Elena_Suvorova/Shutterstock.com

Best time to go on a road trip from San Francisco to Grand Canyon

It can be difficult to determine the best time for a road trip from San Francisco to Grand Canyon, since the length of the trip means a lot of planning needs to go into the drive itself.

For starters, you'd have to travel between April and October if you want to take the scenic route – Tioga Pass closes some time before the winter season, in preparation for the high-altitude snowfalls in November.

You could take the fast route in the winter, but the North Rim and other places of interest at GC would be inaccessible due to snow.

Also, checking out Death Valley's practically a must along the scenic route, but you might want to steer clear of it in the summer due to the extreme temperatures.

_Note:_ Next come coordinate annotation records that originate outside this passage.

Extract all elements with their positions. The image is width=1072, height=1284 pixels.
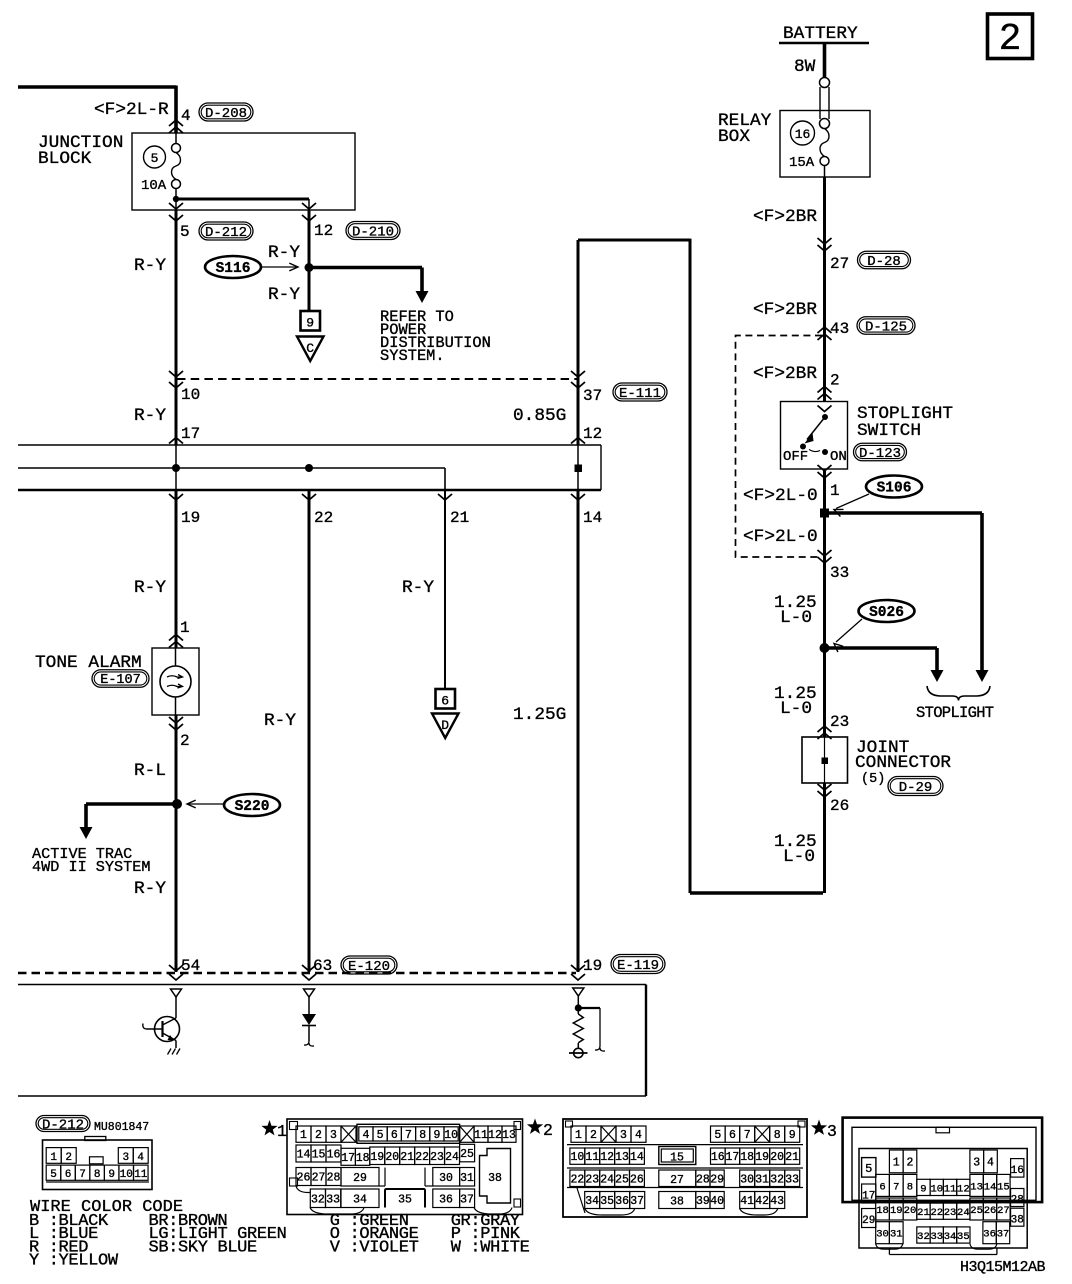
svg-text:26: 26 bbox=[630, 1173, 644, 1186]
svg-text:31: 31 bbox=[890, 1229, 903, 1241]
svg-text:9: 9 bbox=[306, 316, 314, 331]
svg-text:21: 21 bbox=[917, 1207, 930, 1219]
svg-text:10: 10 bbox=[570, 1151, 584, 1164]
connector D-125 pin 43 bbox=[818, 317, 916, 340]
svg-text:Y :YELLOW: Y :YELLOW bbox=[29, 1252, 119, 1271]
svg-text:<F>2BR: <F>2BR bbox=[753, 300, 817, 320]
connector D-208 pin 4 bbox=[169, 103, 253, 133]
svg-text:16: 16 bbox=[795, 127, 811, 142]
svg-text:21: 21 bbox=[450, 509, 469, 527]
svg-text:ON: ON bbox=[830, 449, 847, 465]
svg-text:8: 8 bbox=[94, 1169, 101, 1181]
svg-text:2: 2 bbox=[590, 1129, 597, 1142]
svg-text:<F>2L-0: <F>2L-0 bbox=[743, 486, 818, 506]
wire branch to power distribution bbox=[309, 268, 429, 304]
svg-text:1: 1 bbox=[277, 1122, 287, 1141]
svg-text:22: 22 bbox=[930, 1207, 943, 1219]
svg-text:BOX: BOX bbox=[718, 127, 750, 147]
svg-text:L-0: L-0 bbox=[780, 699, 812, 719]
splice S220 bbox=[187, 794, 280, 816]
svg-text:1: 1 bbox=[893, 1156, 900, 1169]
svg-text:17: 17 bbox=[341, 1152, 355, 1165]
terminal 9 bbox=[301, 311, 321, 331]
ground triangle C bbox=[297, 337, 324, 362]
svg-text:3: 3 bbox=[973, 1156, 980, 1169]
svg-text:24: 24 bbox=[445, 1151, 459, 1164]
svg-text:14: 14 bbox=[583, 509, 602, 527]
wire color code legend bbox=[29, 1198, 530, 1271]
svg-text:12: 12 bbox=[957, 1183, 970, 1195]
svg-text:35: 35 bbox=[600, 1195, 614, 1208]
svg-text:15A: 15A bbox=[789, 155, 815, 171]
svg-text:31: 31 bbox=[755, 1173, 769, 1186]
svg-text:38: 38 bbox=[1011, 1215, 1024, 1227]
svg-text:29: 29 bbox=[710, 1173, 724, 1186]
svg-text:27: 27 bbox=[997, 1205, 1010, 1217]
svg-text:1: 1 bbox=[50, 1152, 57, 1164]
label (F)2BR 3 bbox=[753, 364, 840, 400]
node S106 junction bbox=[821, 509, 829, 517]
svg-text:2: 2 bbox=[180, 732, 190, 750]
svg-text:37: 37 bbox=[460, 1194, 474, 1207]
svg-text:8: 8 bbox=[907, 1181, 913, 1193]
svg-text:16: 16 bbox=[327, 1149, 341, 1162]
node fuse output junction bbox=[173, 196, 179, 202]
svg-text:20: 20 bbox=[385, 1151, 399, 1164]
svg-text:26: 26 bbox=[984, 1205, 997, 1217]
svg-text:C: C bbox=[306, 341, 314, 356]
stoplight loads label bbox=[916, 686, 994, 722]
svg-text:36: 36 bbox=[983, 1229, 996, 1241]
wire through bus left bbox=[175, 445, 177, 490]
battery bbox=[779, 24, 869, 44]
svg-text:2: 2 bbox=[315, 1129, 322, 1142]
svg-text:37: 37 bbox=[583, 387, 602, 405]
svg-text:1: 1 bbox=[830, 482, 840, 500]
svg-text:23: 23 bbox=[585, 1173, 599, 1186]
svg-text:D: D bbox=[441, 718, 449, 733]
svg-text:19: 19 bbox=[181, 509, 200, 527]
bus connector middle wire bbox=[18, 468, 445, 490]
svg-text:R-Y: R-Y bbox=[268, 285, 300, 305]
svg-text:33: 33 bbox=[930, 1231, 943, 1243]
relay box bbox=[718, 111, 870, 178]
svg-text:22: 22 bbox=[415, 1151, 429, 1164]
svg-text:10: 10 bbox=[181, 386, 200, 404]
svg-text:14: 14 bbox=[297, 1149, 311, 1162]
pin 63 E-120 boundary bbox=[302, 956, 397, 980]
svg-text:19: 19 bbox=[890, 1205, 903, 1217]
svg-text:5: 5 bbox=[865, 1162, 872, 1176]
svg-text:2: 2 bbox=[906, 1156, 913, 1169]
svg-text:6: 6 bbox=[391, 1129, 398, 1142]
svg-text:10: 10 bbox=[120, 1169, 133, 1181]
node S026 junction bbox=[820, 643, 830, 653]
svg-text:20: 20 bbox=[904, 1205, 917, 1217]
svg-text:34: 34 bbox=[944, 1231, 957, 1243]
svg-text:S106: S106 bbox=[877, 481, 912, 497]
svg-text:28: 28 bbox=[696, 1173, 710, 1186]
svg-text:BATTERY: BATTERY bbox=[783, 24, 858, 44]
body module box bbox=[18, 985, 646, 1097]
wire link top horizontal bbox=[578, 239, 690, 242]
svg-text:5: 5 bbox=[50, 1169, 57, 1181]
svg-text:19: 19 bbox=[583, 957, 602, 975]
dashed box around stoplight switch bbox=[736, 336, 823, 558]
svg-text:5: 5 bbox=[151, 151, 159, 166]
svg-text:25: 25 bbox=[460, 1148, 474, 1161]
svg-text:R-Y: R-Y bbox=[402, 578, 434, 598]
svg-text:12: 12 bbox=[488, 1129, 502, 1142]
svg-text:13: 13 bbox=[615, 1151, 629, 1164]
svg-text:8W: 8W bbox=[794, 57, 816, 77]
lower harness boundary dashed bbox=[18, 972, 576, 975]
wire return bottom horizontal bbox=[690, 891, 823, 895]
svg-text:12: 12 bbox=[583, 425, 602, 443]
svg-text:32: 32 bbox=[770, 1173, 784, 1186]
stoplight switch D-123 bbox=[781, 402, 954, 470]
svg-text:4: 4 bbox=[181, 107, 191, 125]
svg-text:BLOCK: BLOCK bbox=[38, 149, 92, 169]
svg-text:12: 12 bbox=[600, 1151, 614, 1164]
svg-text:19: 19 bbox=[755, 1151, 769, 1164]
svg-text:5: 5 bbox=[180, 223, 190, 241]
node S220 junction bbox=[172, 799, 182, 809]
svg-text:3: 3 bbox=[620, 1129, 627, 1142]
connector D-212 face view bbox=[36, 1116, 152, 1190]
svg-text:35: 35 bbox=[957, 1231, 970, 1243]
svg-text:L-0: L-0 bbox=[780, 608, 812, 628]
svg-text:9: 9 bbox=[433, 1129, 440, 1142]
svg-text:25: 25 bbox=[615, 1173, 629, 1186]
svg-text:2: 2 bbox=[543, 1121, 553, 1140]
svg-text:4WD II SYSTEM: 4WD II SYSTEM bbox=[32, 858, 150, 876]
svg-text:D-28: D-28 bbox=[867, 254, 901, 270]
wire R-Y pin12 to splice bbox=[268, 210, 309, 311]
svg-text:R-Y: R-Y bbox=[264, 711, 296, 731]
svg-text:28: 28 bbox=[1011, 1195, 1024, 1207]
svg-text:<F>2L-R: <F>2L-R bbox=[94, 100, 169, 120]
svg-text:27: 27 bbox=[670, 1174, 684, 1187]
wire R-Y pin21 to terminal bbox=[402, 490, 445, 689]
svg-text:R-Y: R-Y bbox=[268, 243, 300, 263]
svg-text:H3Q15M12AB: H3Q15M12AB bbox=[960, 1259, 1046, 1276]
wire R-Y to tone alarm bbox=[134, 490, 190, 648]
boundary crossing pin 33 bbox=[818, 550, 850, 582]
svg-text:R-L: R-L bbox=[134, 761, 166, 781]
svg-text:32: 32 bbox=[311, 1193, 325, 1206]
fuse 5 10A in junction block bbox=[141, 133, 181, 210]
svg-text:16: 16 bbox=[1011, 1165, 1024, 1177]
connector D-212 pin 5 bbox=[180, 222, 253, 241]
svg-text:16: 16 bbox=[711, 1151, 725, 1164]
svg-text:36: 36 bbox=[615, 1195, 629, 1208]
pin 54 boundary bbox=[169, 957, 200, 980]
svg-text:D-123: D-123 bbox=[859, 446, 901, 462]
connector star1 face view bbox=[261, 1119, 522, 1215]
svg-text:R-Y: R-Y bbox=[134, 879, 166, 899]
svg-text:7: 7 bbox=[79, 1169, 86, 1181]
wire junction block output left bbox=[169, 203, 183, 221]
svg-text:6: 6 bbox=[441, 694, 449, 709]
terminal square on G wire bbox=[575, 465, 582, 472]
svg-text:7: 7 bbox=[405, 1129, 412, 1142]
svg-text:2: 2 bbox=[830, 372, 840, 390]
svg-text:33: 33 bbox=[326, 1193, 340, 1206]
svg-text:6: 6 bbox=[729, 1129, 736, 1142]
svg-text:23: 23 bbox=[430, 1151, 444, 1164]
svg-text:19: 19 bbox=[370, 1151, 384, 1164]
boundary crossing pin 37 E-111 bbox=[571, 371, 667, 405]
pin 14 bbox=[571, 494, 602, 527]
svg-text:17: 17 bbox=[725, 1151, 739, 1164]
node S116 junction bbox=[305, 263, 314, 272]
wire R-L below tone alarm bbox=[134, 715, 190, 972]
svg-text:15: 15 bbox=[312, 1149, 326, 1162]
svg-text:(5): (5) bbox=[861, 772, 885, 787]
joint connector pin 23 bbox=[818, 713, 850, 739]
svg-text:SYSTEM.: SYSTEM. bbox=[380, 347, 445, 365]
svg-text:D-29: D-29 bbox=[899, 780, 933, 796]
svg-text:23: 23 bbox=[830, 713, 849, 731]
svg-text:34: 34 bbox=[585, 1195, 599, 1208]
svg-text:36: 36 bbox=[439, 1194, 453, 1207]
svg-text:32: 32 bbox=[917, 1231, 930, 1243]
svg-text:3: 3 bbox=[122, 1152, 129, 1164]
svg-text:D-208: D-208 bbox=[205, 106, 247, 122]
svg-text:28: 28 bbox=[327, 1172, 341, 1185]
svg-text:E-119: E-119 bbox=[617, 958, 659, 974]
svg-text:<F>2BR: <F>2BR bbox=[753, 207, 817, 227]
splice S026 bbox=[834, 600, 915, 652]
pin 19 E-119 boundary bbox=[571, 955, 665, 981]
connector D-210 pin 12 bbox=[314, 222, 400, 241]
bus connector right edge bbox=[600, 445, 602, 490]
svg-text:13: 13 bbox=[970, 1181, 983, 1193]
fusible link 8W bbox=[794, 57, 830, 129]
svg-text:MU801847: MU801847 bbox=[94, 1121, 149, 1134]
wire (F)2L-O switch output bbox=[743, 465, 840, 737]
bus connector top line bbox=[18, 444, 601, 446]
splice S116 bbox=[205, 256, 298, 278]
splice S106 bbox=[834, 476, 922, 517]
svg-text:24: 24 bbox=[600, 1173, 614, 1186]
svg-text:8: 8 bbox=[774, 1129, 781, 1142]
svg-text:14: 14 bbox=[984, 1181, 997, 1193]
svg-text:20: 20 bbox=[770, 1151, 784, 1164]
harness boundary dashed bbox=[177, 378, 578, 380]
svg-text:9: 9 bbox=[108, 1169, 115, 1181]
svg-text:3: 3 bbox=[827, 1122, 837, 1141]
connector D-28 pin 27 bbox=[818, 238, 911, 273]
svg-text:38: 38 bbox=[670, 1196, 684, 1209]
wire battery feed bbox=[823, 43, 827, 78]
svg-text:<F>2L-0: <F>2L-0 bbox=[743, 527, 818, 547]
svg-text:R-Y: R-Y bbox=[134, 578, 166, 598]
svg-text:R-Y: R-Y bbox=[134, 406, 166, 426]
svg-text:5: 5 bbox=[714, 1129, 721, 1142]
tone alarm E-107 bbox=[35, 648, 199, 715]
svg-text:26: 26 bbox=[297, 1172, 311, 1185]
svg-text:E-107: E-107 bbox=[100, 673, 141, 688]
svg-text:L-0: L-0 bbox=[783, 847, 815, 867]
svg-text:S116: S116 bbox=[216, 261, 251, 277]
svg-text:S220: S220 bbox=[235, 799, 270, 815]
svg-text:25: 25 bbox=[970, 1205, 983, 1217]
svg-text:33: 33 bbox=[785, 1173, 799, 1186]
transistor in module bbox=[143, 989, 182, 1055]
note refer to power distribution system bbox=[380, 308, 491, 365]
svg-text:37: 37 bbox=[630, 1195, 644, 1208]
svg-text:3: 3 bbox=[330, 1129, 337, 1142]
svg-text:18: 18 bbox=[356, 1152, 370, 1165]
svg-text:41: 41 bbox=[740, 1195, 754, 1208]
svg-text:15: 15 bbox=[670, 1152, 684, 1165]
svg-text:40: 40 bbox=[710, 1195, 724, 1208]
svg-text:4: 4 bbox=[987, 1156, 994, 1169]
svg-text:24: 24 bbox=[957, 1207, 970, 1219]
svg-text:39: 39 bbox=[696, 1195, 710, 1208]
svg-text:D-210: D-210 bbox=[352, 224, 394, 240]
wire R-Y pin22 down bbox=[264, 490, 309, 972]
svg-text:11: 11 bbox=[474, 1129, 488, 1142]
svg-text:15: 15 bbox=[997, 1181, 1010, 1193]
wire 1.25G ground feed bbox=[513, 240, 578, 972]
svg-text:R-Y: R-Y bbox=[134, 256, 166, 276]
svg-text:CONNECTOR: CONNECTOR bbox=[855, 753, 951, 773]
wire through bus G bbox=[577, 445, 579, 490]
ground triangle D bbox=[432, 714, 459, 739]
svg-text:13: 13 bbox=[502, 1129, 516, 1142]
svg-text:9: 9 bbox=[789, 1129, 796, 1142]
svg-text:27: 27 bbox=[312, 1172, 326, 1185]
svg-text:22: 22 bbox=[314, 509, 333, 527]
svg-text:9: 9 bbox=[920, 1183, 926, 1195]
label 1.25 L-O 2 bbox=[774, 684, 817, 719]
svg-text:30: 30 bbox=[439, 1172, 453, 1185]
svg-text:D-125: D-125 bbox=[865, 319, 907, 335]
svg-text:10: 10 bbox=[930, 1183, 943, 1195]
svg-text:7: 7 bbox=[893, 1181, 899, 1193]
fuse 16 15A in relay box bbox=[789, 121, 829, 177]
svg-text:SWITCH: SWITCH bbox=[857, 421, 921, 441]
svg-text:18: 18 bbox=[740, 1151, 754, 1164]
svg-text:17: 17 bbox=[862, 1191, 875, 1203]
svg-text:6: 6 bbox=[879, 1181, 885, 1193]
svg-text:OFF: OFF bbox=[783, 449, 808, 465]
D-212 pins bbox=[46, 1148, 148, 1181]
svg-text:E-111: E-111 bbox=[619, 386, 661, 402]
svg-text:27: 27 bbox=[830, 255, 849, 273]
boundary crossing pin 10 bbox=[169, 371, 200, 404]
svg-text:0.85G: 0.85G bbox=[513, 406, 566, 426]
svg-text:30: 30 bbox=[740, 1173, 754, 1186]
svg-text:30: 30 bbox=[876, 1229, 889, 1241]
svg-text:42: 42 bbox=[755, 1195, 769, 1208]
svg-text:2: 2 bbox=[999, 18, 1022, 61]
svg-text:11: 11 bbox=[134, 1169, 148, 1181]
svg-text:1: 1 bbox=[180, 619, 190, 637]
svg-text:38: 38 bbox=[488, 1172, 502, 1185]
wire R-Y left main bbox=[134, 210, 176, 445]
svg-text:17: 17 bbox=[181, 425, 200, 443]
svg-text:S026: S026 bbox=[869, 605, 904, 621]
svg-text:4: 4 bbox=[137, 1152, 144, 1164]
svg-text:21: 21 bbox=[400, 1151, 414, 1164]
node bus junction left bbox=[172, 464, 180, 472]
svg-text:1: 1 bbox=[575, 1129, 582, 1142]
label 1.25 L-O 3 bbox=[774, 832, 817, 867]
wire branch to pin 12 bbox=[176, 198, 309, 201]
svg-text:22: 22 bbox=[570, 1173, 584, 1186]
svg-text:D-212: D-212 bbox=[42, 1117, 84, 1133]
svg-text:18: 18 bbox=[876, 1205, 889, 1217]
node bus junction middle bbox=[305, 464, 313, 472]
svg-text:11: 11 bbox=[944, 1183, 957, 1195]
wire (F)2BR relay to switch bbox=[753, 177, 825, 402]
resistor to ground in module bbox=[569, 988, 605, 1058]
svg-text:5: 5 bbox=[377, 1129, 384, 1142]
svg-text:<F>2BR: <F>2BR bbox=[753, 364, 817, 384]
svg-text:1.25G: 1.25G bbox=[513, 705, 566, 725]
svg-text:43: 43 bbox=[770, 1195, 784, 1208]
svg-text:35: 35 bbox=[398, 1194, 412, 1207]
terminal 6 bbox=[436, 689, 456, 709]
wire joint connector down bbox=[823, 783, 826, 893]
svg-text:14: 14 bbox=[630, 1151, 644, 1164]
pin 19 bbox=[169, 494, 200, 527]
svg-text:1: 1 bbox=[300, 1129, 307, 1142]
wire return vertical bbox=[689, 239, 692, 893]
svg-text:37: 37 bbox=[997, 1229, 1010, 1241]
pin 12 into bus bbox=[571, 425, 602, 444]
svg-text:10A: 10A bbox=[141, 178, 167, 194]
diode in module bbox=[302, 989, 316, 1046]
wire stoplight branch right bbox=[824, 513, 989, 682]
label 1.25 L-O bbox=[774, 593, 817, 628]
svg-text:21: 21 bbox=[785, 1151, 799, 1164]
svg-text:29: 29 bbox=[862, 1215, 875, 1227]
junction block bbox=[38, 133, 355, 210]
joint connector (5) D-29 bbox=[802, 737, 951, 796]
page number 2 box bbox=[988, 14, 1033, 61]
svg-text:2: 2 bbox=[65, 1152, 72, 1164]
svg-text:STOPLIGHT: STOPLIGHT bbox=[916, 704, 994, 722]
wire (F)2L-R feed from top-left bbox=[18, 86, 176, 134]
svg-text:33: 33 bbox=[830, 564, 849, 582]
svg-text:11: 11 bbox=[585, 1151, 599, 1164]
svg-text:SB:SKY BLUE: SB:SKY BLUE bbox=[149, 1238, 258, 1257]
svg-text:23: 23 bbox=[944, 1207, 957, 1219]
pin 17 into bus bbox=[169, 425, 200, 444]
svg-text:31: 31 bbox=[460, 1172, 474, 1185]
pin 21 bbox=[438, 494, 469, 527]
pin 22 bbox=[302, 494, 333, 527]
svg-text:8: 8 bbox=[419, 1129, 426, 1142]
svg-text:29: 29 bbox=[353, 1172, 367, 1185]
svg-text:34: 34 bbox=[353, 1194, 367, 1207]
connector star3 face view bbox=[811, 1118, 1042, 1255]
svg-text:V :VIOLET: V :VIOLET bbox=[330, 1238, 419, 1257]
bus connector bottom line bbox=[18, 489, 601, 492]
connector star2 face view bbox=[527, 1119, 807, 1218]
wire junction block output right bbox=[302, 199, 316, 221]
svg-text:4: 4 bbox=[635, 1129, 642, 1142]
svg-text:43: 43 bbox=[830, 320, 849, 338]
svg-text:7: 7 bbox=[744, 1129, 751, 1142]
svg-text:D-212: D-212 bbox=[205, 225, 247, 241]
wire branch to active trac system bbox=[32, 804, 177, 876]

You'll have a similar problem along the quicker route, as the summer heat can make the latter half of your drive more difficult than it has to be. Also, the hotter, lower-altitude parts of the Grand Canyon are best avoided this time of year.

Ultimately, what this all means is that you should probably do this road trip in late spring or early fall – that way, you can travel and explore the Canyon on your own terms.